In the game of cricket, the bowler is comparable to a pitcher in baseball. The bowler’s job is to throw the ball and knock the wickets off the stumps while simultaneously preventing the batter — or the batsman — from hitting the ball. The batsman stands in front of the stump and tries to hit the ball and run to the other stump in an area of the playing ground known as “the crease.”
These K-State cricket players participated in the Indian Students Association’s annual Cricket Cup Tournament Friday through Sunday.
Arvind Kannan, graduate student in civil engineering and ISA president, said there is a good turnout every year for the Cricket Cup. As a participant of last year’s Cricket Cup, Kannan said not everyone who plays is Indian.
“Most of them are from India,” Kannan said. “But we also have people from Bangladesh, Nepal, Sri Lanka and Pakistan, too.”
Kannan said when faculty and their families are included, ISA consists of about 600 members, but there are 14 executive staff members who help organize the events.
Jayendra Amamcharla, ISA’s faculty advisor, said the students who volunteer for ISA put forth a great deal of time and effort. They organize everything themselves.
Amamcharla said a key role of the organization is to welcome the newcomers from India and help them with tasks such as getting to campus from the airport.
“The organization is made so the students don’t miss India,” Amamcharla said.
Prashant Kapopara, a fourth-year Indian student at India’s Shree Swami Atmanand Saraswati Institute of Technology, arrived in Manhattan in mid-August to study engineering for the summer. Over 8,000 miles away from his residence in Gujarat, India, Kapopara said he never expected to be playing cricket when he arrived.
“It’s good to see,” Kapopara said. “It feels like home.”
Kapopara said he is one of 35 students from Gujarat who came to K-State for the summer. The group of Gujaratis formed two teams at the cricket tournament.
Meetha James, ISA event planner and graduate student in sensory science, said the Cricket Cup was intentionally planned to take place during the summer as ISA anticipated the summer visitors.
“We want to have them feel belonged,” James said. “So we planned this event in the summer so that they could play with us.”
James said this is her first large event since becoming an event planner, but the executive staff works well together to split up the responsibilities, and it’s been a success. She said she has a passion for photography and takes all of the photos for ISA events as well.
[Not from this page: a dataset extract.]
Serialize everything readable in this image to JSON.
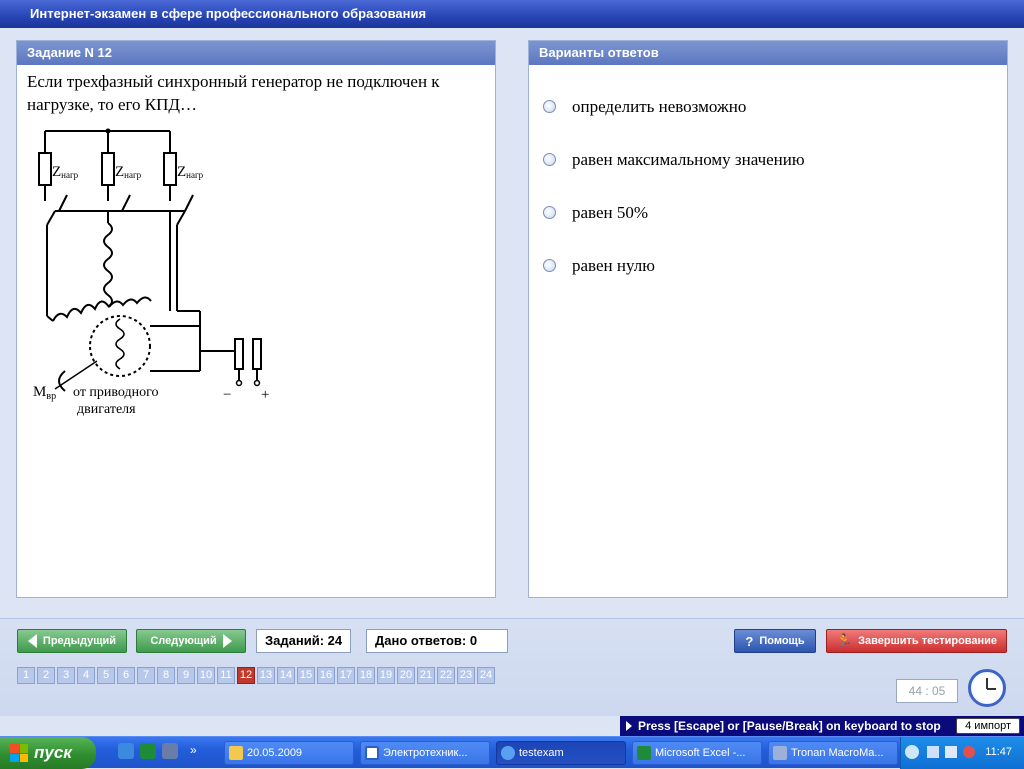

In a traditional cricket match, each team is given one chance to bat and one chance to field, referred to as innings. In each inning, the batting team is allowed six legitimate bowls (pitches) per batsman. Six bowls is known as an over. Cricket is traditionally played with 20 overs, but the Cricket Cup is played with only eight overs due to time constraints.
Kannan said cricket is a game of unity, and the love of the game is what brings people together, so he said it is important for ISA to continue the Cricket Cup.
Kannan said his goal as president of ISA is to spread the culture of India and create a community atmosphere for other Indians and students alike.
“People have come from all the way from India to here and different parts of the world to here,” Kannan said. “We want to create that atmosphere of a family in Manhattan at K-State.”